See how there is only one function call, to ``_d_allocclass``?
Yeah D classes don't do this, they call out to down cast safely.

### Class Layout

See D classes are comprised of two things in its object layout, a 
header and the user field layouts.
That header is super important, it includes the type info, 
vtables, and the monitor.
The ABI determines what goes into the header, and what layout is 
in active use, as well as how the reference to that class works.

This is specifically important to understand when it comes to the 
class hierarchy, of [Contravariant and 
Covariant's](https://en.wikipedia.org/wiki/Type_variance).
For classes this is the basis for how the class hierarchy operate.
If the [top](https://en.wikipedia.org/wiki/Any_type) class does 
X, so does the children.
Doing something different in a child, breaks the class hierarchy.

This is important to understand for editions, fundamentally the 
top class will determine the edition, not the child class.
So if the top class is D2 legacy code, then the child class will 
have a monitor and be able to synchronize on it.

The layout of a class cannot be changed by edition alone, doing 
so would put fields at different offsets and cause program 
corruption in the best case scenario, in the worst case scenario 
it can have unknown side effects during runtime.

In practical terms we are not that limited, for editions.
We can swap out the top class, or change behavior, like how a 
synchronized statement with no argument could be made to lock on 
the this pointer, instead of generating a new monitor for that 
function in a class.
Or by removing synchronized as a storage class on a class 
declaration.

### COM classes, the exception

Remember how earlier I said that there was an exception to the 
rule of calling conventions?
Yeah so its for classes, specifically COM classes.

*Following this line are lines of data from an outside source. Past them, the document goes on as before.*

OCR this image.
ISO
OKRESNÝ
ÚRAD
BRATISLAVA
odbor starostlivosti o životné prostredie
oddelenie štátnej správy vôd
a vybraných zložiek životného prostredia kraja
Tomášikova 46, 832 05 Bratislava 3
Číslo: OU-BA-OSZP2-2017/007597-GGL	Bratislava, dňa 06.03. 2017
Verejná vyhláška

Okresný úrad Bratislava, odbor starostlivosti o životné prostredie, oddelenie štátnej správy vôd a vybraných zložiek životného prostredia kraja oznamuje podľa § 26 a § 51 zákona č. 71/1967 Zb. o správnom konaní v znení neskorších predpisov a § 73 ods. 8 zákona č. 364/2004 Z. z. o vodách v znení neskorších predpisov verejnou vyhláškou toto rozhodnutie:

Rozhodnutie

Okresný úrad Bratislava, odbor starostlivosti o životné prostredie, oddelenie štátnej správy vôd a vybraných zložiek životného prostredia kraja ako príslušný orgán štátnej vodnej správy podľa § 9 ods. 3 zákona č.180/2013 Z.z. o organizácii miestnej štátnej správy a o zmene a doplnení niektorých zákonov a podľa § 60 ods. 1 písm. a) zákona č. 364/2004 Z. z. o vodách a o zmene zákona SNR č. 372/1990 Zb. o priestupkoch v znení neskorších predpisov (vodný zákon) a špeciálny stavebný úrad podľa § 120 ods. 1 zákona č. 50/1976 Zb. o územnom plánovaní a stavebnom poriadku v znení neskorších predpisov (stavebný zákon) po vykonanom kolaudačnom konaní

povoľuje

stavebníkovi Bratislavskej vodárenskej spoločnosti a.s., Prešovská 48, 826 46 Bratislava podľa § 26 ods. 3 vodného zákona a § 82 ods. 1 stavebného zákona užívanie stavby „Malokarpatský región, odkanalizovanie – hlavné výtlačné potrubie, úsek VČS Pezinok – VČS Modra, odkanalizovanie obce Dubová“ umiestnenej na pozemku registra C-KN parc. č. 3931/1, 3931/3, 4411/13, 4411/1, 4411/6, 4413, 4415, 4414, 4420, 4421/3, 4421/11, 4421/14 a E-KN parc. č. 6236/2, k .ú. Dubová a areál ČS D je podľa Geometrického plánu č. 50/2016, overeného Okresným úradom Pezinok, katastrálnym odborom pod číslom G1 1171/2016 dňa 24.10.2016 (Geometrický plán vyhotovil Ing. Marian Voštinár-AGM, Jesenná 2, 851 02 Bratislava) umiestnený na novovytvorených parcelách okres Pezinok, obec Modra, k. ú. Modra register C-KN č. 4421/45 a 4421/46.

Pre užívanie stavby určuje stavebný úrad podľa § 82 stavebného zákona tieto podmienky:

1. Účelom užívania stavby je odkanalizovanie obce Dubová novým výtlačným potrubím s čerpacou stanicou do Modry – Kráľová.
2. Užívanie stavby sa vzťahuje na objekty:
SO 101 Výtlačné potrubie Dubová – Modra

Somebody at some point in time decided that if an interface is 
called ``IUnknown``, then any class that implements this 
interface, must be a COM class, hooray!
Wouldn't it have been better to give COM classes their own ABI 
and mark it with ``extern(COM)``? Yeah absolutely.
Much more consistent.
But that isn't the way of Microsoft.

This has had an interesting implication, see when the hook to 
``new`` a class was converted to a template, they changed the 
``TypeInfo`` check to see if it was a COM class, with a check to 
see if the calling convention was ``Windows``.
Except that isn't how the compiler understood it.
The compiler has a field called ``com`` and a method called 
``isCOMclass`` that gets it.
So for a while there the hook was broken, at least until I added 
a new trait called ``isCOMClass`` and updated the hook to use it.

### Down casting

Finally I want to cap this off with a detail about how D classes 
work when it comes to down casting.
To [down cast 
interfaces](https://github.com/dlang/dmd/blob/0847658a9aed377d3cd149243c1170dad42295cb/druntime/src/core/internal/cast_.d#L115), it first will cast the interface to the top type, which is ``Object``.
A D2 legacy edition class.

The top type ``Object`` is critical to the way D class, work, I 
am convinced that without a tremendous amount of work, 
``ProtoObject`` class could never have worked.
Too much depends on ``Object`` being the top type for D classes.
We are not completely screwed here, we can swap the top type, but 
its going to have to be a 1:1 swap with another class, without 
messing around with ``Object``.
It must always be called ``object.Object`` as well, so thats 
going to need to be hard coded if its ever moved.